The performances are worthy of the material. Cordle's lead vocals have plenty of personality, and Lonesome Standard Time provides an excellent supporting cast, with bracing harmonies and instrumental breaks that are finger-snappin' good.
_ By Steven Wine, Associated Press Writer.
``Peace'' (Arista Records) _ Eurythmics
In recent TV appearances pushing their new record ``Peace,'' Annie Lennox and Dave Stewart marked their reunion as Eurythmics with a stripped-down, straight ahead rock 'n' roll approach. Too bad they didn't do the same on the actual record.
While the pop duo's first joint effort in 10 years is definitely listenable, it is nowhere near as compelling as Eurythmics' previous work. And the fault lies in the overproduction that almost drowns out Lennox, still the best female voice in rock today. It also distracts from some fine, albeit overly cynical lyrics that get at the heart of what it means to get older in a youth-based culture.
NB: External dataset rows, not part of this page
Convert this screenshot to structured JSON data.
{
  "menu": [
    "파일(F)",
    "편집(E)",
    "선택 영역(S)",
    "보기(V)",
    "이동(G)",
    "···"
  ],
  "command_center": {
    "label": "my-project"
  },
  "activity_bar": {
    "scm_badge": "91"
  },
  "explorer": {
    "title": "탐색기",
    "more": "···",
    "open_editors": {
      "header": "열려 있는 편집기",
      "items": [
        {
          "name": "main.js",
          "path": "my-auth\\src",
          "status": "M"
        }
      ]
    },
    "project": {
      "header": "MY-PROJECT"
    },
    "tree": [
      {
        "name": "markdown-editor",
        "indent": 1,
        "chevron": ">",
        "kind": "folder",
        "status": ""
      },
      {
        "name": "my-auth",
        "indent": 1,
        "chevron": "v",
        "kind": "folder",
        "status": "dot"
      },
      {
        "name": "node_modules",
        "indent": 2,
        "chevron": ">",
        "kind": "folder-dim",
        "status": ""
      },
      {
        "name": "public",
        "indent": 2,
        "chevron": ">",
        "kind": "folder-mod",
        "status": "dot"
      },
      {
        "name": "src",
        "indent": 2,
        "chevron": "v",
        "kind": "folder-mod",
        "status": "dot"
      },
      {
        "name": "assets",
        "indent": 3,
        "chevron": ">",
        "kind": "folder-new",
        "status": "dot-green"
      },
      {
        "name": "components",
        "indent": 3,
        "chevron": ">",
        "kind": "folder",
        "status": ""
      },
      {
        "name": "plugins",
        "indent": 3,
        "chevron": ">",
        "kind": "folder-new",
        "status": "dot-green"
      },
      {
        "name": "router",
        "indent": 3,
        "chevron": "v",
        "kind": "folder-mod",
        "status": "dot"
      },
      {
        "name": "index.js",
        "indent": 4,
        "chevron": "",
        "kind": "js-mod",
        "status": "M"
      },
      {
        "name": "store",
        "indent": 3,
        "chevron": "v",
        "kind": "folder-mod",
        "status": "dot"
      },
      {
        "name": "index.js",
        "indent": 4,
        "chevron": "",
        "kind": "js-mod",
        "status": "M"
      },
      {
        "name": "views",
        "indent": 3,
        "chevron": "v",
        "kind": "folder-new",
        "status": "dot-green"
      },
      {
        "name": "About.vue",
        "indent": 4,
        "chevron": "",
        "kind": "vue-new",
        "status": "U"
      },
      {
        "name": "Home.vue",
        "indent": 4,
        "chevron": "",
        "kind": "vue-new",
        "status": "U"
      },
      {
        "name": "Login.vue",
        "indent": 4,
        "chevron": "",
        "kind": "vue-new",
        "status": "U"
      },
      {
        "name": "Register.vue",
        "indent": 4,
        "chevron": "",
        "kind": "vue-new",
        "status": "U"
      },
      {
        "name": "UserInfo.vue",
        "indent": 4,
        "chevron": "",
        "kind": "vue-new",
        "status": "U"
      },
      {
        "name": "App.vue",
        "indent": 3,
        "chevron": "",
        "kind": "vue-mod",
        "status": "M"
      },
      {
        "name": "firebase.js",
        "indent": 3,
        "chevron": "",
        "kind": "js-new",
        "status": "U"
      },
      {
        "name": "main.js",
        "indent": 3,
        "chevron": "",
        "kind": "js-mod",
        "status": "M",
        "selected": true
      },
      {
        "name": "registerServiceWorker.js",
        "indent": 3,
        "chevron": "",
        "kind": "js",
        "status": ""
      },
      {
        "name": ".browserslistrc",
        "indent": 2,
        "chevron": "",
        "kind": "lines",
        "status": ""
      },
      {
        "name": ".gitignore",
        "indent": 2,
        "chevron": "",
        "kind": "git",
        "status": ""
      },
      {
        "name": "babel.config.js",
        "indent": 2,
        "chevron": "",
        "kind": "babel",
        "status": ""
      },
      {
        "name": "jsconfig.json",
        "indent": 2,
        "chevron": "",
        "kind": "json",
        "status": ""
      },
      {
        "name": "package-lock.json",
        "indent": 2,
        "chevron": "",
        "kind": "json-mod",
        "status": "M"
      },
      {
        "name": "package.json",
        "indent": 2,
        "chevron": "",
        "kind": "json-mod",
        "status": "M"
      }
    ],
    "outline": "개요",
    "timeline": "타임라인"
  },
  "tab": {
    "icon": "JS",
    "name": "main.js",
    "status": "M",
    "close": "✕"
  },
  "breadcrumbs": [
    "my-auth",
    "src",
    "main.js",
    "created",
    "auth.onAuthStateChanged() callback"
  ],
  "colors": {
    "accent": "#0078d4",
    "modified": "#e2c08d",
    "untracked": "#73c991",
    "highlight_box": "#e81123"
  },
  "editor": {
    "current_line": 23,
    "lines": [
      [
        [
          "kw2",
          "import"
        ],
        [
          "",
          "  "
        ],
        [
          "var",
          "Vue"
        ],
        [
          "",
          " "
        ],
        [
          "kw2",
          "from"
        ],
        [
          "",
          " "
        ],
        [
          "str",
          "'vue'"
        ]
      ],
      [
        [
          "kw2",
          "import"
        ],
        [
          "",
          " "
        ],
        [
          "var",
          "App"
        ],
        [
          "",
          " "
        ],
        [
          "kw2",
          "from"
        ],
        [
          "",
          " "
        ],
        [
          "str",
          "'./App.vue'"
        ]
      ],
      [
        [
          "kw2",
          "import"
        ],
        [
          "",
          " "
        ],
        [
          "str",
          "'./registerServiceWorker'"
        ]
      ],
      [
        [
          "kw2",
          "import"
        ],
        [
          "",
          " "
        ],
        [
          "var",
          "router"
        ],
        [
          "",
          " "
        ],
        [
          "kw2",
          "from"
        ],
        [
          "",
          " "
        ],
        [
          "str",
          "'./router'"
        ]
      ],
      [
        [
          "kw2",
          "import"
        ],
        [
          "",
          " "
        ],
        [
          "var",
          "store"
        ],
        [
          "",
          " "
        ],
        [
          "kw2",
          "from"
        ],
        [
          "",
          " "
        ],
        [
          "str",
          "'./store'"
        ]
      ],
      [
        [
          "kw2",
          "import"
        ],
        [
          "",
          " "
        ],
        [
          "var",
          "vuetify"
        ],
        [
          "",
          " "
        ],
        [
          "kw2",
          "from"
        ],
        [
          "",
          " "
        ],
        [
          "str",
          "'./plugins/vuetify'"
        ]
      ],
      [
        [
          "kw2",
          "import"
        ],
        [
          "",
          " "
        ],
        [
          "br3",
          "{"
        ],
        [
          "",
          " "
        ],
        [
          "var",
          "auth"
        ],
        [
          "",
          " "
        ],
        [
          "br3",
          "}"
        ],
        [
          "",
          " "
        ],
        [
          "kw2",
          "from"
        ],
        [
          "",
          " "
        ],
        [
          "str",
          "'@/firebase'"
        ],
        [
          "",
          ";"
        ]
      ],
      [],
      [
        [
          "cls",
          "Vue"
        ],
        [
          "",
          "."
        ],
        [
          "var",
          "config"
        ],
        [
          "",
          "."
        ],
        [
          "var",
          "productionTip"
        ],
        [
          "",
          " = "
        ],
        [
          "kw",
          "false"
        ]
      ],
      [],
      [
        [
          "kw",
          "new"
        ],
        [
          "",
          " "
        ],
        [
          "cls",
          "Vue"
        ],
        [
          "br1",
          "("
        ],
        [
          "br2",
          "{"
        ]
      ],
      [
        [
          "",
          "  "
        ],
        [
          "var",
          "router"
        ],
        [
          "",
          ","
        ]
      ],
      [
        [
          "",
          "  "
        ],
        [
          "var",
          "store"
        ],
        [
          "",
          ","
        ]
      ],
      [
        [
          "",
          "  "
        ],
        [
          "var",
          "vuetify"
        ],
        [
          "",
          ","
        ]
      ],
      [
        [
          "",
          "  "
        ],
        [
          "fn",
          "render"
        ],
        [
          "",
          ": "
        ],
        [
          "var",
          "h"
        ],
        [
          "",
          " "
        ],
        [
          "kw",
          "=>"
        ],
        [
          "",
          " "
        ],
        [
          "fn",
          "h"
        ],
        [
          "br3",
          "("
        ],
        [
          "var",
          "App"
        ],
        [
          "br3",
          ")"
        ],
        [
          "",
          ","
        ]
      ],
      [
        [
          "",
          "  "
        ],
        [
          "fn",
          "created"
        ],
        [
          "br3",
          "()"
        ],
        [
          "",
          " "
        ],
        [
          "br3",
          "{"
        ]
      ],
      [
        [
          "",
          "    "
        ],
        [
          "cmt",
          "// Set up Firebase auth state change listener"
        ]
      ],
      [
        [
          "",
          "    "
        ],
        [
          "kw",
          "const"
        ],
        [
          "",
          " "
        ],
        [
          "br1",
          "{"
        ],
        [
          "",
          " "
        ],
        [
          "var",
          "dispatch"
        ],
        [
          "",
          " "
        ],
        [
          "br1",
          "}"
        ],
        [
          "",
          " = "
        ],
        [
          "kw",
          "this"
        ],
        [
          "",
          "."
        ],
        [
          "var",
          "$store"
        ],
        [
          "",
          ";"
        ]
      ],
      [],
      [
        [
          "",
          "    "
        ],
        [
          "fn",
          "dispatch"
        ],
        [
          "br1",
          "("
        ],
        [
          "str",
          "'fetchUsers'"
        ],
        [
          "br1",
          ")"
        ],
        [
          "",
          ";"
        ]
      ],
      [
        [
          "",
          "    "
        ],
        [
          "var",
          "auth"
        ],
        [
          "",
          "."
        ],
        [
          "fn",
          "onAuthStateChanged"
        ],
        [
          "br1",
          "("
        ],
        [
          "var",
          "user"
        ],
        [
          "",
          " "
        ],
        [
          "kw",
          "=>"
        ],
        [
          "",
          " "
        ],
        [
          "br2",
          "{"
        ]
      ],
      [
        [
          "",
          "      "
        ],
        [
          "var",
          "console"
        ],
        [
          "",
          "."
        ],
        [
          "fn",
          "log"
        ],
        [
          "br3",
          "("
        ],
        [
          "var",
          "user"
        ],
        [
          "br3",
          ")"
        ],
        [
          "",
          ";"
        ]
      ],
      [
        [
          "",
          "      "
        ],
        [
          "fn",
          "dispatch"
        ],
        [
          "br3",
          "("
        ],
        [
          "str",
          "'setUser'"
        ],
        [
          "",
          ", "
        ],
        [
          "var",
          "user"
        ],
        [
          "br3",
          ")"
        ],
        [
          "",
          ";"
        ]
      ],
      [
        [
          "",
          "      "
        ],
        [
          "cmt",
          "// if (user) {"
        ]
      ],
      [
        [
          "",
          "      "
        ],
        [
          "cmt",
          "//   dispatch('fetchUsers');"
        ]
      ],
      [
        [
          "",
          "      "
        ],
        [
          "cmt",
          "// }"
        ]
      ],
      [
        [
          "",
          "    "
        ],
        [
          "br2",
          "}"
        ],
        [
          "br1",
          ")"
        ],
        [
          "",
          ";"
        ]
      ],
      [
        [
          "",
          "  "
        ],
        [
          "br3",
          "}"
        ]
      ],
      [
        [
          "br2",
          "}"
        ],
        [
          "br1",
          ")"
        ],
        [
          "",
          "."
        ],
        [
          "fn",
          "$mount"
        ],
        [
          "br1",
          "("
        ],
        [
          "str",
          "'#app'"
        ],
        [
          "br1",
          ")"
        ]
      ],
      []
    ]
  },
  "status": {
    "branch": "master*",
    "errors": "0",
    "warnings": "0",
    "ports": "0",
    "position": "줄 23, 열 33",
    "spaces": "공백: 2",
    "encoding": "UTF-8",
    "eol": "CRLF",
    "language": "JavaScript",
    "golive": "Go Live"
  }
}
The duo does get it right on three straight songs in the middle that save the record. The ethereal ``Peace Is Just a Word'' highlights Lennox's range and Stewart's ability to cut back the production; ``I've Tried Everything'' features Lennox's soaring vocals undercutting the cynical line: ``You're a loser now.''
``I Want It All'' is Eurythmics at its best _ Lennox tears chunks out of a tune with double meaning while Stewart tears into guitar licks with equal fervor. The overall record may not live up to these standards, but at least Eurythmics gave us these gems, with the hope for more.
_ By James Pilcher, Associated Press Writer.